Enfin un roman qui sort des sentiers battus !

Erik Poulet-Reney
Mars2026


Enfin un roman qui sort des sentiers battus,
dont l’audace et l’originalité ne pourraient laisser personne indifférent !
Dog Fiction de Pia Petersen, d’origine danoise, mais toujours entre un vol pour Paris et un autre pour Los Angeles, nous entraine avec elle, au fil des pages, là où l’on s’imaginerait par endroit, assis dans le train fantôme d’une foire sur une planète parallèle, entre d’étranges surprises et une part d’effroi.
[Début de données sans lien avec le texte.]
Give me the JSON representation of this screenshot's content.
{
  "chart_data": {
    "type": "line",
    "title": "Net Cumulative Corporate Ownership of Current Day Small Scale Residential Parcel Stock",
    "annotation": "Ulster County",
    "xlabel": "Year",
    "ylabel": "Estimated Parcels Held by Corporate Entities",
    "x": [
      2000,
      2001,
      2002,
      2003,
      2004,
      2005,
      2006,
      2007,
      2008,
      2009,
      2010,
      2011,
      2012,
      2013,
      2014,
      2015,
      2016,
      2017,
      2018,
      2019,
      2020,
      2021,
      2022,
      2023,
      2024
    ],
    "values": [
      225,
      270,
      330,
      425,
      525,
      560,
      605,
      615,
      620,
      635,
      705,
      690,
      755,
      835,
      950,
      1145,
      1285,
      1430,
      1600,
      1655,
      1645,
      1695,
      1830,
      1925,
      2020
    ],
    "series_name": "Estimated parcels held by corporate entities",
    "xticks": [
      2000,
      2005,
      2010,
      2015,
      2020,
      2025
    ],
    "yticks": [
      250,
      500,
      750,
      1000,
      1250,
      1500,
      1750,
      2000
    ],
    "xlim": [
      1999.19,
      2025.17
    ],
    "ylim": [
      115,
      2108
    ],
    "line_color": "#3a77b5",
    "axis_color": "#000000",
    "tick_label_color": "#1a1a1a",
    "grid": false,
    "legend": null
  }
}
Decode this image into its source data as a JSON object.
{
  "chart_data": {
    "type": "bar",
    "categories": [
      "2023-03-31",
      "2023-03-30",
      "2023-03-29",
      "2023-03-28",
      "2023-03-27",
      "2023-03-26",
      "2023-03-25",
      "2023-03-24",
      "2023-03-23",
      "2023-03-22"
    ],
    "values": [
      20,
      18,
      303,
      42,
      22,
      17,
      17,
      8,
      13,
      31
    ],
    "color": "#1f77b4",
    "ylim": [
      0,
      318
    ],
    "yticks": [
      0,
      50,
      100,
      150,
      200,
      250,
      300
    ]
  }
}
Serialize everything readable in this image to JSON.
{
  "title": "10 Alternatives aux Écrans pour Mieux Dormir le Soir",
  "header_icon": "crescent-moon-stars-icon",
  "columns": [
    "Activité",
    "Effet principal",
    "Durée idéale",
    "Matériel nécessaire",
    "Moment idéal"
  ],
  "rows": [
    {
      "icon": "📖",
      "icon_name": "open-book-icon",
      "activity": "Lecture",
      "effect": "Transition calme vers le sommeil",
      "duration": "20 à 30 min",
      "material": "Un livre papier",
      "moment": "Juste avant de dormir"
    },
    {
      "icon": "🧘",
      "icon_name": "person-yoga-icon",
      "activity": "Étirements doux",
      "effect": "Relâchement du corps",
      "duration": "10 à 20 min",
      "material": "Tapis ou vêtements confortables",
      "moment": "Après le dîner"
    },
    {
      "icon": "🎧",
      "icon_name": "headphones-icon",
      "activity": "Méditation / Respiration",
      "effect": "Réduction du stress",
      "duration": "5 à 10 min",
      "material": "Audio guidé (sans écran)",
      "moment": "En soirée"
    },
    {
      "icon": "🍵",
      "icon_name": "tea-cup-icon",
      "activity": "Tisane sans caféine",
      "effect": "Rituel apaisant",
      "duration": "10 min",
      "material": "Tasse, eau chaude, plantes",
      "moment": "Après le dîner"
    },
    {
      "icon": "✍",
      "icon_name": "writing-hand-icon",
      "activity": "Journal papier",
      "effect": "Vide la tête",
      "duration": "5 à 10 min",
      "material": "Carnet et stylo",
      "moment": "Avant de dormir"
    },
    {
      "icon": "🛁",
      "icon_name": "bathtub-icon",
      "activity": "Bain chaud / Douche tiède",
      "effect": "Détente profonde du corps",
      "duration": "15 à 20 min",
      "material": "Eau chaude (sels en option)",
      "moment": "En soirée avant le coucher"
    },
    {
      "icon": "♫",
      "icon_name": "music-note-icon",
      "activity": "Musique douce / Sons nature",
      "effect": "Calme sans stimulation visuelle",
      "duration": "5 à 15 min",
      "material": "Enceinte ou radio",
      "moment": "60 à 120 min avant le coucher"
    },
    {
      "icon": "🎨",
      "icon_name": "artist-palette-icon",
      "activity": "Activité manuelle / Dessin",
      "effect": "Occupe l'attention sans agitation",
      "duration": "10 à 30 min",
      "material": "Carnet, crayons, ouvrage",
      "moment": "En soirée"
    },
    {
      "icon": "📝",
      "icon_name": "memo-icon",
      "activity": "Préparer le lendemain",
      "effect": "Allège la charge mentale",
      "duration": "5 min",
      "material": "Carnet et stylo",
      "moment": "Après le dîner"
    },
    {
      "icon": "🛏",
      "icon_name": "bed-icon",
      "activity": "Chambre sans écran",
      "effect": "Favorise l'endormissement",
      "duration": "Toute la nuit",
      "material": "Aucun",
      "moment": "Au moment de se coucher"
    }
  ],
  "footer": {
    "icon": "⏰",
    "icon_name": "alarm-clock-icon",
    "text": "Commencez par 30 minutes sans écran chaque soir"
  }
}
Orlando et son associé Quentin, tous deux grands scientifiques spécialisés à Los Angeles, dans la chirurgie esthétique, plastique et réparatrice, osent un projet fantasque et révolutionnaire pour changer le monde et l’ordre établi de la création. Dans un laboratoire équipé d’un matériel médical performant, ils seront financés durant cinq ans par un milliardaire nommé Busk, dont la consonance identitaire n’est pas sans évoquer en filigrane celle d’un autre Américain aux multiples pouvoirs. Humaniser les animaux s’inscrit dans ce programme, lequel, à terme, divisera nombreuses communautés, associations, réactionnaires, complotistes, religieux extrémistes et porteurs de vérité… Orlando choisit son chien Yoda, récupéré dans une rue de son quartier, après avoir établi avec lui un lien fusionnel. Le narrateur de ce roman, n’est autre que lui, cet animal doté du pouvoir inné de réfléchir, d’observer, d’analyser les faits et gestes des humains et l’essence même de tous leurs défauts, mais aussi de leur génie en matière de recherche.
Quel sera donc l’itinéraire de Yoda au sein de ce monde ? Comme dans cette légende japonaise, il sera transposé dans le rôle du Jinmenken, cette créature avec un corps de chien et une tête humaine. Il parlera le langage des hommes et le comprendra. Yoda deviendra une curiosité humanoïde. On lui a façonné un visage à la peau brune, avec une bouche et un nez à la place du museau, ses yeux sont plus proéminants et ses oreilles sont réduites. Certains crient au scandale, à l’horreur personnifiée !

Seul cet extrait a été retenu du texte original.